ASSISTED HUMAN REPRODUCTION

Spain guarantees right to free IVF for lesbians, transgender people

Two young people hug during a protest against homophobia and for the rights of LGBT people in Madrid. Photo: Alejandro Martínez Vélez/dpa.
Until now, the national health system only provided access to assisted reproductive techniques to women with fertility disorders or in situations associated with serious diseases

The Government of Spain has restored the right of single women and lesbians to access assisted reproductive techniques (ART), including in vitro fertilization techniques (IVF) in the National Health System. In addition, it has extended this right to transgender people with the capable of conceiving.

The Minister of Health, Carolina Darias, signed last week the Ministerial Order that specifies the modification of the criteria that includes access to ART. Since 2014 and until now, the ART were oriented to a therapeutic purpose of people with fertility disorders, to prevent the transmission of diseases or serious disorders, or to the preservation of fertility in situations associated with special pathological processes such as cancer.

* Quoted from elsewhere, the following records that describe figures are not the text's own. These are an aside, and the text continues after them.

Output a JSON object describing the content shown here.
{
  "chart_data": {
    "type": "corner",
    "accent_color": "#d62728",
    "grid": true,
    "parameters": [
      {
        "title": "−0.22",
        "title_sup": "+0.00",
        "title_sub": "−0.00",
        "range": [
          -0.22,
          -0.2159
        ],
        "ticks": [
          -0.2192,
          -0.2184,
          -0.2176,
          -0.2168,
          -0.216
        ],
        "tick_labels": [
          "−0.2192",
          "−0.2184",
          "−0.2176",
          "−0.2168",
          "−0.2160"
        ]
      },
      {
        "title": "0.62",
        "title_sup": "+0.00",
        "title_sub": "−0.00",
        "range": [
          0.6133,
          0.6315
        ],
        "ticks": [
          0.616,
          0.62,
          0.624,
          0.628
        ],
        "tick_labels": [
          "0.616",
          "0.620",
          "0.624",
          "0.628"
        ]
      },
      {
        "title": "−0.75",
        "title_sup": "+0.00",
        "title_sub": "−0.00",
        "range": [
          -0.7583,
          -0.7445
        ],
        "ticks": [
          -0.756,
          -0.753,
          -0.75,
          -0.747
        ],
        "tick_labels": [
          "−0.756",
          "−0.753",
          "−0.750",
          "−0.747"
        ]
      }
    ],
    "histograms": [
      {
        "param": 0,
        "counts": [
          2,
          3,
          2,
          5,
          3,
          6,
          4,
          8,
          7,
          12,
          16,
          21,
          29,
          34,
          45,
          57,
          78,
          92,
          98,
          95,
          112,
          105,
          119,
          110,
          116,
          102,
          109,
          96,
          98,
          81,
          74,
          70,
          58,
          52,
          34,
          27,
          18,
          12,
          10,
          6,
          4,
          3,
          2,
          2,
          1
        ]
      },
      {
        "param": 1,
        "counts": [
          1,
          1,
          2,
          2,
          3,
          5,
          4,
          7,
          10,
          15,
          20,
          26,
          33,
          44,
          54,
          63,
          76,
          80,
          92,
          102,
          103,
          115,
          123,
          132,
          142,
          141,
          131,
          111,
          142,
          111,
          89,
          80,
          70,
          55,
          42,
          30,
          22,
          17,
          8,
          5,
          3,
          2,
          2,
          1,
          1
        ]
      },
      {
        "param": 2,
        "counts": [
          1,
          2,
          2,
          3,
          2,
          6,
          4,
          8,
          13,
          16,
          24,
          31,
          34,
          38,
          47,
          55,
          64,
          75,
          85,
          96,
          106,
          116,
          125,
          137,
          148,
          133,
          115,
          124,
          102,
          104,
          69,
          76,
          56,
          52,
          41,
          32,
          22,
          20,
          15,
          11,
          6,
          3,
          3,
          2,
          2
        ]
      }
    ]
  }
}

The established criteria meant that women who did not have a clinical fertility disorder could not access ART or IVF techniques in the public health system. This left out women without fertility problems but who had no possibility of gestation without performing one of these techniques, such as women without a partner or lesbian women.

The new Ministerial Order guarantees the reproductive right in the public health system to women without a partner, to lesbian women and to transsexual people with the capacity to conceive a child.

Minister Darias says that the new regulation "is a milestone" based on equity, diversity and equality.

Comprehensive care

The Minister of Health underlined in a press release the "firm commitment of the Government of Spain" to advance in the training of health personnel for the comprehensive care of LGTBI people and in the "depathologization of transsexuality."

“Spain is a world reference in public health and in the rights of women and the LGTBI community”, Darias emphasized.

According to the estimates of the Ministry of Health, about 8,500 women could opt for ARH techniques within the framework of the common portfolio of services as a result of this reform.